“I know old Hal wouldn’t tell me.” Jerry’s voiced conviction was emphatic. Jerry was more disturbed than she then realized by the “wallop” which Marjorie had managed to “hand” old Hal somewhere along the road of time from the date of Connie’s wedding. She was inwardly convinced that the “turn-down” had come at the beach.

“I shall tell him that I have told you, Jerry,” Marjorie quietly announced. “It is Hal’s privilege to tell Laurie and your father and mother. It was mine to tell either you or Connie as my closest girl friend. I have chosen to tell you. You are as dear to me as Connie; but not dearer. Only—in this you have the first right to know.”

Marjorie smiled very tenderly on Jerry. Her plump, but not over-plump, partner in the journey through the land of college sat abstractedly scribbling on the back of one of her envelopes, head bent low. She was not far from tears. Jerry loathed tears when, on rare occasions, she had been what she termed “cry-baby” enough to shed them.

“Much obliged.” She now spoke gruffly to hide her threatened flow of emotion. “I—I wish you felt differently about Hal, Marjorie. I—I—always looked forward to having you for my sister in that way.” Jerry absently turned the envelope over and continued to write on its under side.

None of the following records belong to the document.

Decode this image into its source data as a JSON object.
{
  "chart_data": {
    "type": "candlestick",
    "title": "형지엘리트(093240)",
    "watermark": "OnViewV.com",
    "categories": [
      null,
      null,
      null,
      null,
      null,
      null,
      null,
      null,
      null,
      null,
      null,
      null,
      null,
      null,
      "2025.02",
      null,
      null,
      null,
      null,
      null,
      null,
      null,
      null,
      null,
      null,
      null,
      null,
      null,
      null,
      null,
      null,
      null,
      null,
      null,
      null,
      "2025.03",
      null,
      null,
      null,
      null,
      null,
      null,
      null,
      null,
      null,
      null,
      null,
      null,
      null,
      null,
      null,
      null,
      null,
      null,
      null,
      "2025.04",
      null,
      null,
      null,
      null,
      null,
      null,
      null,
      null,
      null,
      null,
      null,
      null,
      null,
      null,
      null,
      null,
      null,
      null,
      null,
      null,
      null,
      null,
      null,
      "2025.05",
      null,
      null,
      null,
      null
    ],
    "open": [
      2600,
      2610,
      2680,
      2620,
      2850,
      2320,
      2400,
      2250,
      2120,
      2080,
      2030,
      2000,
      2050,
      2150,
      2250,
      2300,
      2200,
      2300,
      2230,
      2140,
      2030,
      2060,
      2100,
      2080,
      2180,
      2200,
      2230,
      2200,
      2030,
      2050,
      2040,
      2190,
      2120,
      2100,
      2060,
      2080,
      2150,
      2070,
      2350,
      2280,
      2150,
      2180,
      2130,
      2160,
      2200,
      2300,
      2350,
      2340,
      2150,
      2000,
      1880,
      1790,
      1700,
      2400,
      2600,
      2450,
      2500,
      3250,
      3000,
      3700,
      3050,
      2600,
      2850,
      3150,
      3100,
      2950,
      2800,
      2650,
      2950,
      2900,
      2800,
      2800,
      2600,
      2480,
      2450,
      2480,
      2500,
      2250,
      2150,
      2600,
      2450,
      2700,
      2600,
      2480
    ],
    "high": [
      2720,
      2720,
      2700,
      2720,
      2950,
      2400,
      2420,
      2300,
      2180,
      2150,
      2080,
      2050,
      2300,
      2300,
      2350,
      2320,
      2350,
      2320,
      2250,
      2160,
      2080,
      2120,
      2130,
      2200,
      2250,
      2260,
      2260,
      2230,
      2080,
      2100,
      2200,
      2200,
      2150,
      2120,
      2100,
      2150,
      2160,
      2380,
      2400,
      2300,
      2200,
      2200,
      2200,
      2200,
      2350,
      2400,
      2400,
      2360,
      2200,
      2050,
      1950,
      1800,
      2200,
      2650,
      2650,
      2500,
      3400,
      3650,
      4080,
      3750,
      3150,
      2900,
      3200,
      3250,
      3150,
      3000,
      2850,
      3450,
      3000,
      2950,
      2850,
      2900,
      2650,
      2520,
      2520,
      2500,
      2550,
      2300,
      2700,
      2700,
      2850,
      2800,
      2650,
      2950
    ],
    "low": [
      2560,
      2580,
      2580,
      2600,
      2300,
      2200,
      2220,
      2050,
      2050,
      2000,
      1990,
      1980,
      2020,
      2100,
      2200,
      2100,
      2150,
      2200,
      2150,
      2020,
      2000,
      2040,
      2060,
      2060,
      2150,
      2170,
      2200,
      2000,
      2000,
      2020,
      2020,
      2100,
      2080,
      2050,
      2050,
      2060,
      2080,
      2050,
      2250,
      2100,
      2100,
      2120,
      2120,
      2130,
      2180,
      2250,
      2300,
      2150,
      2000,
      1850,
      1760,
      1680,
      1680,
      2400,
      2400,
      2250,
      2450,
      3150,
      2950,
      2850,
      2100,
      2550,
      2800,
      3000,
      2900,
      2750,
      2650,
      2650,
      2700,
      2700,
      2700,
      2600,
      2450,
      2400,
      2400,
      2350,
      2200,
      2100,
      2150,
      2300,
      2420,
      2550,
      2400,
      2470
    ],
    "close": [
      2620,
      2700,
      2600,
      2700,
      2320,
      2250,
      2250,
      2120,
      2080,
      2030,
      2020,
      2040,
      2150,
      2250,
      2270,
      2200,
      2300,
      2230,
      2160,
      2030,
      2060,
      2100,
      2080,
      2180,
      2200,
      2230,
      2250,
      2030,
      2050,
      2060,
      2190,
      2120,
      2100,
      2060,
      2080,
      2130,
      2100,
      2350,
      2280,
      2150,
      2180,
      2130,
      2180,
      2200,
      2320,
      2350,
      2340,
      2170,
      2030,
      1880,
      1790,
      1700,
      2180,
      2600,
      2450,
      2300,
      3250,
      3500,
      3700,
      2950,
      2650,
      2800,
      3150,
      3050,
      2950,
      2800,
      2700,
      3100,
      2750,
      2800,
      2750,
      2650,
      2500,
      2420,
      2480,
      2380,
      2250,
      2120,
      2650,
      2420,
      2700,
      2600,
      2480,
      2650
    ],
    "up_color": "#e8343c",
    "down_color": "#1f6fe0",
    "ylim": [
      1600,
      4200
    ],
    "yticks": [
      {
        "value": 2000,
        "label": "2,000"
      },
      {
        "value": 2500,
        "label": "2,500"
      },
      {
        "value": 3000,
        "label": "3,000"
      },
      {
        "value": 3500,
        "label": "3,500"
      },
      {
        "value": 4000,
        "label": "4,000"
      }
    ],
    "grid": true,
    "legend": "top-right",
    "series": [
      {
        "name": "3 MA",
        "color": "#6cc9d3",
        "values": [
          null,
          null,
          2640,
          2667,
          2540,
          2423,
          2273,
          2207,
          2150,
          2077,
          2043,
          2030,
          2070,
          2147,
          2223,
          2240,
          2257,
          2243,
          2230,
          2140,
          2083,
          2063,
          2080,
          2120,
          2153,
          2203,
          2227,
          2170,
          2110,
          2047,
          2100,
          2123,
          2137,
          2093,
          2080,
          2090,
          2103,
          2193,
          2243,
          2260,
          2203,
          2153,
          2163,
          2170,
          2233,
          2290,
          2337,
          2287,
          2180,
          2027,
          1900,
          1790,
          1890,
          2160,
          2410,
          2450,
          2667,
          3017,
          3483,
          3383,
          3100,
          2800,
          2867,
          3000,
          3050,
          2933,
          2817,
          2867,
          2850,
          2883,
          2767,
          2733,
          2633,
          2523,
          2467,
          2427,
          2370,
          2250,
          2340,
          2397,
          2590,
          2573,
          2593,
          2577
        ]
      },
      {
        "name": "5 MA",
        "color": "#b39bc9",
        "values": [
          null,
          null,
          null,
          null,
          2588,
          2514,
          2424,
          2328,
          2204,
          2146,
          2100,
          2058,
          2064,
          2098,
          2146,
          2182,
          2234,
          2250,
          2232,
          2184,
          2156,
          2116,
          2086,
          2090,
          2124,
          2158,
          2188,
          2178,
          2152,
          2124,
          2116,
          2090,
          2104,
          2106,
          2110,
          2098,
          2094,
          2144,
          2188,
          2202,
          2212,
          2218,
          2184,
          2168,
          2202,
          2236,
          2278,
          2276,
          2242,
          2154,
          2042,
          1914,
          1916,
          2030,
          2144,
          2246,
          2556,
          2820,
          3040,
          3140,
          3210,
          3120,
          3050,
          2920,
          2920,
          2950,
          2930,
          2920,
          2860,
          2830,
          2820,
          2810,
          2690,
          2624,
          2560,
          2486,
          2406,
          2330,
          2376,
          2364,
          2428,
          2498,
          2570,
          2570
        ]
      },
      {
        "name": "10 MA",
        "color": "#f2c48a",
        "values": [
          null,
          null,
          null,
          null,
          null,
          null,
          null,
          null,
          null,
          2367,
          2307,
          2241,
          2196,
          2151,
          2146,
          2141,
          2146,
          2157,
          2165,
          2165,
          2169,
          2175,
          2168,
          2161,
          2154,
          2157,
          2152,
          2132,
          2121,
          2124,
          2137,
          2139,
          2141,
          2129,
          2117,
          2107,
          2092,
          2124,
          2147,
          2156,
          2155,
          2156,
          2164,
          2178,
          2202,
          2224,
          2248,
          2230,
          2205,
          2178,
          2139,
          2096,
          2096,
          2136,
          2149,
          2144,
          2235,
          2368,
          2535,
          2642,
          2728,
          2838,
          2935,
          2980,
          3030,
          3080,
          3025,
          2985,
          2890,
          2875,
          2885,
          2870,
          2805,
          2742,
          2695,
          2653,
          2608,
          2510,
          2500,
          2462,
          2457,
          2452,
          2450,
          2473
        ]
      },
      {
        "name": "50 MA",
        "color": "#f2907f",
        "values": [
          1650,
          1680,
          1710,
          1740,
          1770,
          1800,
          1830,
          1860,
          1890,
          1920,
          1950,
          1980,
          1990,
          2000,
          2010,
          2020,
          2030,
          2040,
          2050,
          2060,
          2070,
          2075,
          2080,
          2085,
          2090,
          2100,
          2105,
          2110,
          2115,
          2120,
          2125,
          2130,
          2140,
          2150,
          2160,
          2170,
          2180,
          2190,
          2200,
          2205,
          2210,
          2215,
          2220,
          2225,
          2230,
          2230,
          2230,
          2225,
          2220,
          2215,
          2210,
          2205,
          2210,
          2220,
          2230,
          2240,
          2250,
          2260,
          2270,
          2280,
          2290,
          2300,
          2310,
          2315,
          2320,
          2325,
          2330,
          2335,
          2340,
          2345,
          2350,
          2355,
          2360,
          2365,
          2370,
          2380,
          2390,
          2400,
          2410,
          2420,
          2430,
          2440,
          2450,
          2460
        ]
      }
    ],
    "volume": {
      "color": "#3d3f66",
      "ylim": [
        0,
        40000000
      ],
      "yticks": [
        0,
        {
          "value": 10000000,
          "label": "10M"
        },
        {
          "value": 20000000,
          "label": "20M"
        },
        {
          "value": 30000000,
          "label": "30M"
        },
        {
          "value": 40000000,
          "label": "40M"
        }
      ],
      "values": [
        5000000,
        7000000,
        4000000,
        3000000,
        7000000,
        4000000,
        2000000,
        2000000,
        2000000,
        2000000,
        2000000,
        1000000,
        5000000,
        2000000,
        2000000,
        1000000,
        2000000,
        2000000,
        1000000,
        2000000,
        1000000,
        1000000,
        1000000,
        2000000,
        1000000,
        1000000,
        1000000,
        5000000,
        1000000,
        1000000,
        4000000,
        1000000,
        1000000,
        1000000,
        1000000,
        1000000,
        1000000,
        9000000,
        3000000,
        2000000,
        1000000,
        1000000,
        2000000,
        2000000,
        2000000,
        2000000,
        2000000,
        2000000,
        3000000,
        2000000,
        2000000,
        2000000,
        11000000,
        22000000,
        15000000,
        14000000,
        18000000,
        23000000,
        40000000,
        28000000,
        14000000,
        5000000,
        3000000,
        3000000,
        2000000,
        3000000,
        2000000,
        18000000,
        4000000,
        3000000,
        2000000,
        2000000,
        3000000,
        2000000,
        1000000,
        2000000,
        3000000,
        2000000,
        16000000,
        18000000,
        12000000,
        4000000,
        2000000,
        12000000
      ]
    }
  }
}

“Oh, Jeremiah, you’re just as much my sister now as you would be if I were—” Marjorie suddenly checked her impulsive assurance. Her honest nature compelled her to desist. No; it was not the same. She knew that no declaration of sisterhood to Jerry on her part could compare with the delight which would be her chum’s were they to become sisters through her marriage with Hal.

“Not the same, Bean; not the same.” Jerry shook a positive head.

“I know it isn’t. I knew it almost as soon as I said it,” Marjorie admitted rather humbly. “I love you a lot, Jerry. Most of all because you have always loved me and wanted me for your sister. I’m glad you spoke to me about Hal. There’s one thing I can do for him. Go to Sanford and help you give him a jolly Thanksgiving. We owe it to him to please him; more than we do to please the dormitory girls. He’s the one most in need of good cheer this Thanksgiving.”

“Ha-a-a-a!” Jerry sat up very straight and drew a long relieved breath. “You’re the best little sport, Marjorie Dean! I was afraid you might not care to see poor old Hallelujah on account of having turned him down.”

“I sha’n’t mind seeing Hal,” Marjorie said slowly, “for truly, Jerry, in my own way I like him as well as ever. I haven’t changed toward Hal. My attitude toward him is purely that of friendship. But he has changed. We’re like two persons, standing on opposite banks of a broad river, trying to call across to each other. Neither of us can understand the other. I wonder why true friendship can’t content Hal. He wonders why I can’t understand love.” She cast an almost mournful glance toward Jerry which Jerry did not forget for many days afterward.

“I only know two things surely about love,” Marjorie continued after a brief silence. “One is that I have never been in love. The other is that without love no marriage can be happy. And now let’s not talk of love any more, ever again, Jeremiah,” she ended in a whimsical tone which made Jerry smile.